Good questions, I'll be busy for a few days... (Will be watching TOOL in concert!!!!! and lots of other partying to be done!) I'll try to answer when I get back and have time.
Just one thing though... Buddhism is the only "religion" I've heard that is completely willing to change its tenets if they ever get proven wrong by science.
There was the Fantastic Fuse.
* If Buddhism is the science of the mind then what does it have to do with
physics?
-like physics isn't the science of everything ?
* If Buddhism is the science of the mind then why do psychiatrists and brain
surgeons treat problems with your mind, and not Buddhists?
lol, different classification, that's as bad as asking 'why do psychiatrists
and brain surgeons treat problems with your mind, and not humans?'
* If your brain is an "antenna" to thoughts in space why haven't neurologists,
who have a very good understanding of how the brain works on a low level,
noticed any mechanism for this?
maybe 'the brain' in its entirety is the mechanism!?!
* Why do animals with brains just as large as ours not seem to have thoughts
like ours?
why do you need a different aerial for your tv than you need for your wifi ?
* Where do these thoughts that permeate space come from? well, everything
vibrates (for lack of a better word), all at different frequencies (natural
frequency http://www.britannica.com/eb/topic-406158/natural
could be that we are picking that up, elephants might pick up different things,
just like your tv picks up 'different things' from that of your wifi card
* Why do people with brain injuries in certain parts exhibit similar symptoms?
maybe because the injuries are in similar places?
like if i remove the battery from my tv remote, and you do the same both the
remotes will appear 'broken'
* Why do MRI scans associate neuron activity in different parts of the brain to
different things that the brain does?
cos thats what they are looking for...
* Why are different parts of the brain that are used more or less in certain
animals (e.g. optical processing in bats and hawks) proportionally different
sizes?
see tv antennae and wifi antennae above...

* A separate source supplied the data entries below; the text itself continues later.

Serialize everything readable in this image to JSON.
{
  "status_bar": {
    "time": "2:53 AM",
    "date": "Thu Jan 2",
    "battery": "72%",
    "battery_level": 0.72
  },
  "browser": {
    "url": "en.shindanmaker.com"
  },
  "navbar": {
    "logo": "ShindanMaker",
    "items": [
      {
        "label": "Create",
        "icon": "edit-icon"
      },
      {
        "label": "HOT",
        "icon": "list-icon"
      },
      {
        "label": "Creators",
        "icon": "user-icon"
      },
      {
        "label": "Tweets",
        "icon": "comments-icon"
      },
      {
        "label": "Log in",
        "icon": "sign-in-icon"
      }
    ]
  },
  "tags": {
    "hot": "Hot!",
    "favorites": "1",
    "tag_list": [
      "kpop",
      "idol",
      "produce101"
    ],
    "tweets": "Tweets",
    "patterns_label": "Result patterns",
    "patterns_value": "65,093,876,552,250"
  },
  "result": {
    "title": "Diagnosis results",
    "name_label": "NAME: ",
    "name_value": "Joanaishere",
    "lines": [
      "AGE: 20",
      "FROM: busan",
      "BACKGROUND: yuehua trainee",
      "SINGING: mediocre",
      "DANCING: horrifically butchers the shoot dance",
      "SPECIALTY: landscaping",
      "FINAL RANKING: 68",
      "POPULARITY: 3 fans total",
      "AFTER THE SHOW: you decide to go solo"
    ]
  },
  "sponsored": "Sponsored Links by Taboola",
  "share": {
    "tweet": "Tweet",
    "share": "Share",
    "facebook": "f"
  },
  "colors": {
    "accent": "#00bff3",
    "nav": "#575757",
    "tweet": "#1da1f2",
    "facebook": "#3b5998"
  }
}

* Why does electro-shock therapy work?
cos we are made from water and its a good conductor -
http://en.wikipedia.org/wiki/Electrical_conduct
* Why do drugs have an effect?
chemistry - http://en.wikipedia.org/wiki/Caffeine#Metabolism
* Can you demonstrate the existence of these thoughts that float around through
space?
yes - http://en.wikipedia.org/wiki/Cosmic_microwave_bac
Dude, you're making Buddhism look bad. Don't stretch out something to fit something else.
If our brains do not produce thoughs but merely pick them up from that background radiation, then I guess we could stop someone from having thoughts by blocking the radiation out? How about we scream harder than the universe, by constructing a device that emits lots and lots of radiation at the same frequency as the cosmic background radiation? Or we could create an environment that blocks out that radiation (fill me in here, would a 10 ft. thick wall of lead work?).
A lovely experiment, this would be.
I don't know, after studying physics for fourteen years and Buddhism for another fourteen, I think I know what I'm talking about.